The oven dings and I’m pulled back to the present, sliding in the trays, feeling the heat kiss my skin and make my eyes water. The chocolate chip muffin tops I’m known for—my signature Earth recipe—are lined up like little promises waiting to rise.
And just as I close the oven door, I feel it. That shift in the air.
The door chimes again.
My heart skips. It always does.
He's early today.
There’s a distinct shift in atmosphere when he enters.
The door chimes like it always does, cheerful and benign, but the sound is swallowed a half-second later by something denser—like the space itself recognizes who just crossed the threshold and adjusts accordingly.
The temperature doesn’t drop, but something cooler seems to glide up my spine nonetheless, some electric hush that rolls through the shop and settles low in my belly.
Rekkgar.
I don’t have to look to know it’s him. No one else carries that weight, that presence.
He’s a walking thundercloud in slow motion—gravity made flesh.
I hear the low scrape of his boots on the floor, the faint creak of our reinforced support beams shifting as his bulk moves inside, the almost imperceptible hum of the cybernetic eye embedded in his face adjusting to the light.
A growl of static and red illumination. I’ve learned the sound of it.
He says nothing. He never does, not right away. That first minute is always a communion of silence—him soaking in the warmth, the smells, the flickering lights of the ovens, and me pretending like I’m not hyper-aware of every inch of him.

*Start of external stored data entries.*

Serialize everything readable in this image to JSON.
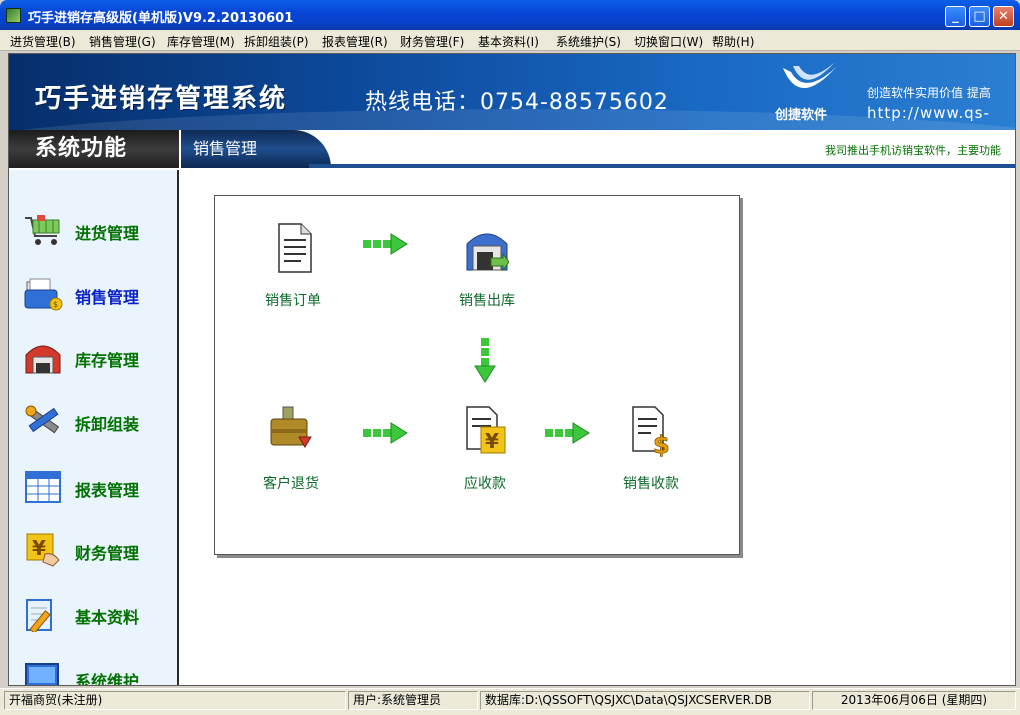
{
  "window": {
    "title": "巧手进销存高级版(单机版)V9.2.20130601",
    "minimize_label": "_",
    "maximize_label": "□",
    "close_label": "✕"
  },
  "menu": {
    "items": [
      {
        "label": "进货管理(B)"
      },
      {
        "label": "销售管理(G)"
      },
      {
        "label": "库存管理(M)"
      },
      {
        "label": "拆卸组装(P)"
      },
      {
        "label": "报表管理(R)"
      },
      {
        "label": "财务管理(F)"
      },
      {
        "label": "基本资料(I)"
      },
      {
        "label": "系统维护(S)"
      },
      {
        "label": "切换窗口(W)"
      },
      {
        "label": "帮助(H)"
      }
    ]
  },
  "banner": {
    "title": "巧手进销存管理系统",
    "hotline": "热线电话：0754-88575602",
    "logo_text": "创捷软件",
    "slogan": "创造软件实用价值  提高",
    "website": "http://www.qs-"
  },
  "subheader": {
    "section_title": "系统功能",
    "current_module": "销售管理",
    "ticker": "我司推出手机访销宝软件，主要功能"
  },
  "sidebar": {
    "items": [
      {
        "label": "进货管理",
        "icon": "shopping-cart-icon"
      },
      {
        "label": "销售管理",
        "icon": "wallet-icon",
        "active": true
      },
      {
        "label": "库存管理",
        "icon": "warehouse-icon"
      },
      {
        "label": "拆卸组装",
        "icon": "tools-icon"
      },
      {
        "label": "报表管理",
        "icon": "table-icon"
      },
      {
        "label": "财务管理",
        "icon": "yen-icon"
      },
      {
        "label": "基本资料",
        "icon": "notepad-pencil-icon"
      },
      {
        "label": "系统维护",
        "icon": "monitor-icon"
      }
    ]
  },
  "flow": {
    "nodes": [
      {
        "label": "销售订单",
        "icon": "document-icon"
      },
      {
        "label": "销售出库",
        "icon": "warehouse-out-icon"
      },
      {
        "label": "客户退货",
        "icon": "briefcase-return-icon"
      },
      {
        "label": "应收款",
        "icon": "receivable-icon"
      },
      {
        "label": "销售收款",
        "icon": "dollar-document-icon"
      }
    ],
    "arrow_color": "#3cc83c"
  },
  "status": {
    "company": "开福商贸(未注册)",
    "user": "用户:系统管理员",
    "database": "数据库:D:\\QSSOFT\\QSJXC\\Data\\QSJXCSERVER.DB",
    "date": "2013年06月06日 (星期四)"
  }
}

Then I glance up from the cooling rack, and there he is, just where I expect him to be—at the counter, tall enough to cast a shadow over half the glass display, arms folded across that massive, scarred chest like some battle-hardened statue plucked out of myth and dropped into my bakery like a challenge from the gods.
“Morning, Rekkgar,” I say, pulling on the easy tone I’ve perfected over the years. Warm. Familiar. Breezy, like my heart isn’t doing a drum solo against my ribs. “You’re early. I didn’t even have time to hide the good stuff.”
His mouth tugs upward just slightly at one corner. Not quite a smile, but close. Close enough that it makes my throat tighten a little.
“I smelled chocolate.” His voice is low and gritty, a half-purr, half-growl that scratches across my nerves in the most illicit way. “From the street.”
“Don’t blame me if you followed your nose into sin.” I nudge the tray of muffin tops toward him with a flick of my fingers. “Still warm. And they’ve got extra chips today. Vonn got heavy-handed.”
“I like them that way.”
I know. Of course I know. I could recite his order in my sleep, down to the second he lifts the muffin to his mouth after the first sip of espresso.
I could probably sketch the exact pattern of tiger-like red stripes that rake across the black scale of his forearms without looking.
I could also admit—though I won’t—that sometimes I make the muffin tops a little bigger, a little richer, just to see the way his eyes darken slightly when he takes that first bite.
“Coffee?” I ask, reaching for the machine before he can answer. “Or do we need to go straight to mainlining caffeine this morning?”
“Double shot. No foam.”
“Rough night?”
His cybernetic eye whirs faintly, the aperture narrowing as he watches me move. “Sparring. Some idiot thought he could land a hit if he charged with enough enthusiasm.”
“Ah. The sacred rite of Testosterone and Regret. I remember it well.”
He huffs once, the sound almost a laugh, then reaches for the muffin as I turn to the espresso machine.
I can feel him behind me—the sheer heat of his body, the subtle tension in his stillness.
Most people his size move like bulldozers.
Rekkgar waits. Watches. Like a hunter, or a soldier trained too well to ever fully stand down.